Shares of Lyft Inc. were up more than 10% after its CEO said the ride-hailing company will be profitable on an adjusted EBITDA basis by the fourth quarter of 2021.
"We've never laid out our path to profitability, and we know that's a question on a lot of investors' minds," Lyft co-founder and CEO Logan Green said during an Oct. 22 fireside chat hosted by The Wall Street Journal. "We're going to be profitable on an adjusted EBITDA basis a year before analysts expect us to. We're going to hit this target in Q4 2021."
Green said there are three key factors to Lyft's profitability: driving profitable growth, high-value modes and product innovation.
This includes focusing on Lyft's business travel options for companies and Shared Saver, which offers riders lower-priced rides in exchange for longer wait times and walking a few blocks to the meeting point, Green said.

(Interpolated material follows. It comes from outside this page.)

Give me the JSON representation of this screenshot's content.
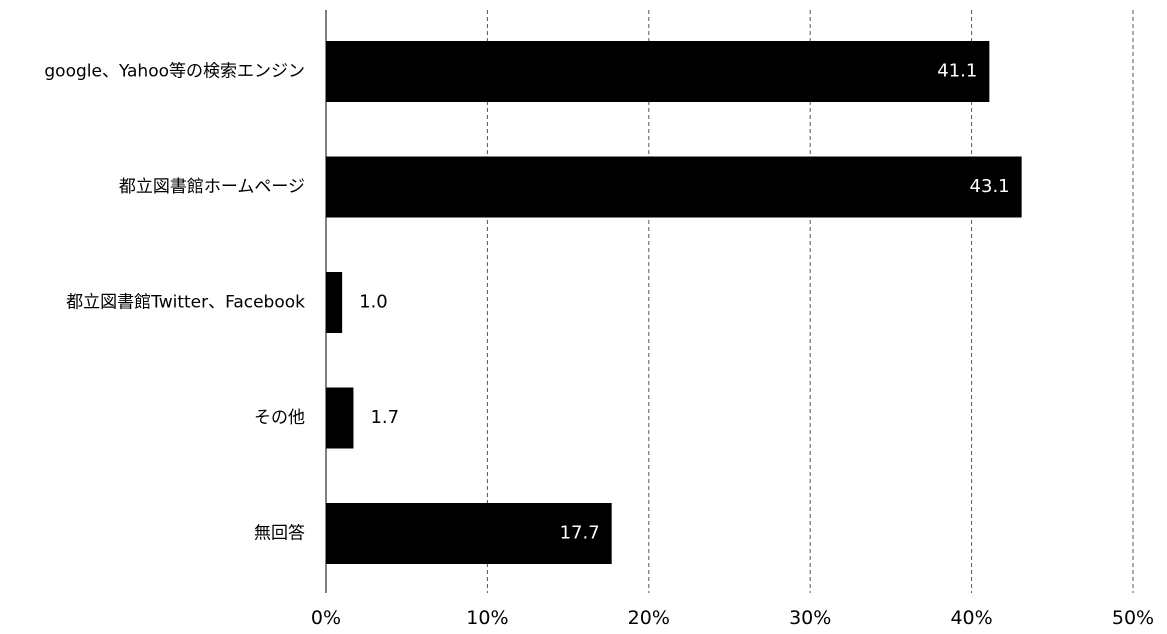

Co-founder and President John Zimmer said higher prices could be one way to help Lyft become profitable but that fewer discounts for riders can also translate into higher prices.
"We were doing more coupons a couple years ago than we do now," Zimmer said. "Yes, you could call that higher prices. We were discounting rides that people wouldn't have maybe taken otherwise. It was necessary to build up scale, but it's not necessary in today's world."
Lyft went public March 29 with an offering price of $72 and closed at $78.29 the day of its debut on the Nasdaq but has failed to hit that share price since. In August, Lyft reported an adjusted net loss of $197.3 million for the second quarter, which was narrower than expected, according to S&P Global Market Intelligence.
Shares of Lyft were up 10.37% at $45.12 during midday trading Oct. 22.